Petrobras’s debt was 268 billion reais ($114 billion) at the end of 2013, a more than fourfold increase in five years as it boosts spending to more than double output by 2020, according to data compiled by Bloomberg. Its ratio of debt to earnings before interest, taxes, depreciation and amortization surpassed 3.5 last year, missing the target of 2.5, the audit committee said.
Moody’s Investors Service and Standard & Poor’s have negative rating outlooks on Petrobras. S&P rates the oil producer BBB, two levels above investment grade, while Moody’s has it at Baa1, or three levels above investment grade.
The state-controlled company last month said it would use debt to fund spending of $221 billion through 2018.
The audit committee “recommendation is entirely appropriate, but it’s easier said than done,” Pavel Molchanov, an analyst at Raymond James & Associates Inc., said in an e-mailed response to questions. “There is no escaping the fact that leverage metrics are set to continue to rise for the foreseeable future.”

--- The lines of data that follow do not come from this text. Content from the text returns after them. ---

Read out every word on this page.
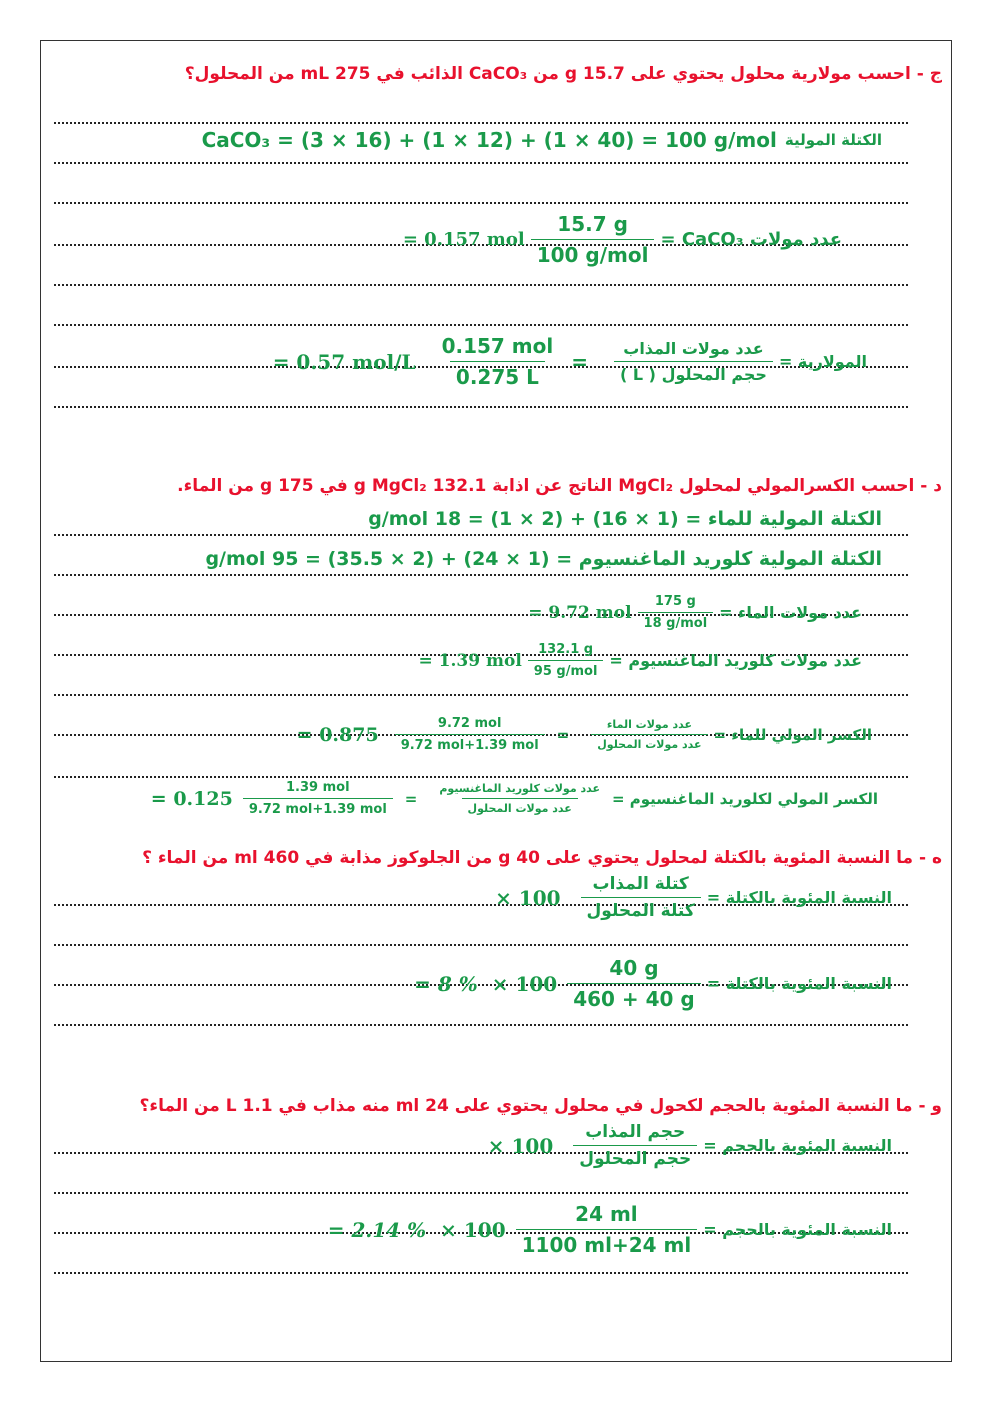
ج - احسب مولارية محلول يحتوي على 15.7 g من CaCO₃ الذائب في 275 mL من المحلول؟
CaCO₃ = (3 × 16) + (1 × 12) + (1 × 40) = 100 g/mol الكتلة المولية
= 0.157 mol $\frac{15.7 g}{\text{100 g/mol}}$ عدد مولات CaCO₃ =
= 0.57 $mol/L \frac{\text{0.157 mol}}{0.275 L} = \frac{\text{عدد مولات المذاب}}{\text{حجم المحلول ( L )}}$ المولارية =
د - احسب الكسرالمولي لمحلول MgCl₂ الناتج عن اذابة 132.1 g MgCl₂ في 175 g من الماء.
الكتلة المولية للماء = (1 × 16) + (2 × 1) = 18 g/mol
الكتلة المولية كلوريد الماغنسيوم = (1 × 24) + (2 × 35.5) = 95 g/mol
= 9.72 mol $\frac{175 g}{\text{18 g/mol}}$ عدد مولات الماء =
= 1.39 mol $\frac{132.1 g}{\text{95 g/mol}}$ عدد مولات كلوريد الماغنسيوم =
= $0.875 \frac{\text{9.72 mol}}{\text{9.72 mol+1.39 mol}} = \frac{\text{عدد مولات الماء}}{\text{عدد مولات المحلول}}$ الكسر المولي للماء =
= $0.125 \frac{\text{1.39 mol}}{\text{9.72 mol+1.39 mol}} = \frac{\text{عدد مولات كلوريد الماغنسيوم}}{\text{عدد مولات المحلول}}$ الكسر المولي لكلوريد الماغنسيوم =
ه - ما النسبة المئوية بالكتلة لمحلول يحتوي على 40 g من الجلوكوز مذابة في 460 ml من الماء ؟
× $100 \frac{\text{كتلة المذاب}}{\text{كتلة المحلول}}$ النسبة المئوية بالكتلة =
= 8 % × $100 \frac{40 g}{460 + 40 g}$ النسبة المئوية بالكتلة =
و - ما النسبة المئوية بالحجم لكحول في محلول يحتوي على 24 ml منه مذاب في 1.1 L من الماء؟
× $100 \frac{\text{حجم المذاب}}{\text{حجم المحلول}}$ النسبة المئوية بالحجم =
= 2.14 % × $100 \frac{24 ml}{1100 ml+24 ml}$ النسبة المئوية بالحجم =
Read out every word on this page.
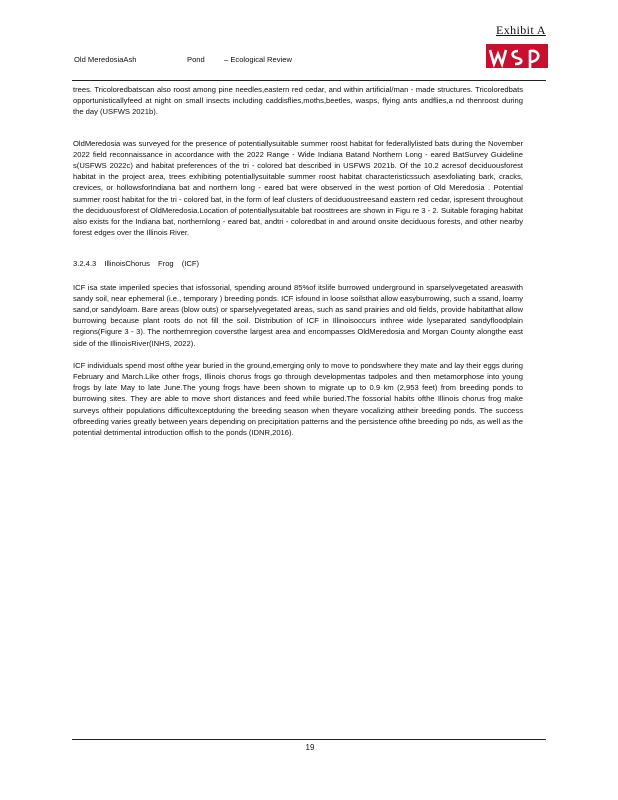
Exhibit A
Old MeredosiaAsh	Pond	– Ecological Review

trees. Tricoloredbatscan also roost among pine needles,eastern red cedar, and within artificial/man - made structures. Tricoloredbats opportunisticallyfeed at night on small insects including caddisflies,moths,beetles, wasps, flying ants andflies,a nd thenroost during the day (USFWS 2021b).

OldMeredosia was surveyed for the presence of potentiallysuitable summer roost habitat for federallylisted bats during the November 2022 field reconnaissance in accordance with the 2022 Range - Wide Indiana Batand Northern Long - eared BatSurvey Guideline s(USFWS 2022c) and habitat preferences of the tri - colored bat described in USFWS 2021b. Of the 10.2 acresof deciduousforest habitat in the project area, trees exhibiting potentiallysuitable summer roost habitat characteristicssuch asexfoliating bark, cracks, crevices, or hollowsforIndiana bat and northern long - eared bat were observed in the west portion of Old Meredosia . Potential summer roost habitat for the tri - colored bat, in the form of leaf clusters of deciduoustreesand eastern red cedar, ispresent throughout the deciduousforest of OldMeredosia.Location of potentiallysuitable bat roosttrees are shown in Figu re 3 - 2. Suitable foraging habitat also exists for the Indiana bat, northernlong - eared bat, andtri - coloredbat in and around onsite deciduous forests, and other nearby forest edges over the Illinois River.

3.2.4.3 IllinoisChorus Frog (ICF)

ICF isa state imperiled species that isfossorial, spending around 85%of itslife burrowed underground in sparselyvegetated areaswith sandy soil, near ephemeral (i.e., temporary ) breeding ponds. ICF isfound in loose soilsthat allow easyburrowing, such a ssand, loamy sand,or sandyloam. Bare areas (blow outs) or sparselyvegetated areas, such as sand prairies and old fields, provide habitatthat allow burrowing because plant roots do not fill the soil. Distribution of ICF in Illinoisoccurs inthree wide lyseparated sandyfloodplain regions(Figure 3 - 3). The northernregion coversthe largest area and encompasses OldMeredosia and Morgan County alongthe east side of the IllinoisRiver(INHS, 2022).

ICF individuals spend most ofthe year buried in the ground,emerging only to move to pondswhere they mate and lay their eggs during February and March.Like other frogs, Illinois chorus frogs go through developmentas tadpoles and then metamorphose into young frogs by late May to late June.The young frogs have been shown to migrate up to 0.9 km (2,953 feet) from breeding ponds to burrowing sites. They are able to move short distances and feed while buried.The fossorial habits ofthe Illinois chorus frog make surveys oftheir populations difficultexceptduring the breeding season when theyare vocalizing attheir breeding ponds. The success ofbreeding varies greatly between years depending on precipitation patterns and the persistence ofthe breeding po nds, as well as the potential detrimental introduction offish to the ponds (IDNR,2016).

19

Chief Executive Officer Maria das Gracas Foster said there is no incongruity in the audit committee’s advice and the company’s fund-raising strategies.
“It’s in line with what the board wants; that is, to lower leverage within 24 months,” Foster told reporters at a conference in Rio de Janeiro today.
Petrobras, which doesn’t expect to generate positive cash flow until 2016, has been struggling with weak results since the government started using it in 2011 to subsidize domestic fuel prices by importing gasoline and diesel at a loss. The government owns a majority of the company’s voting shares.
The company’s net income dropped to 6.28 billion reais, or 48 centavos a share, from 7.75 billion reais, or 59 centavos, a year earlier. The company’s five-year business plan calls for $12.1 billion in yearly borrowing on average.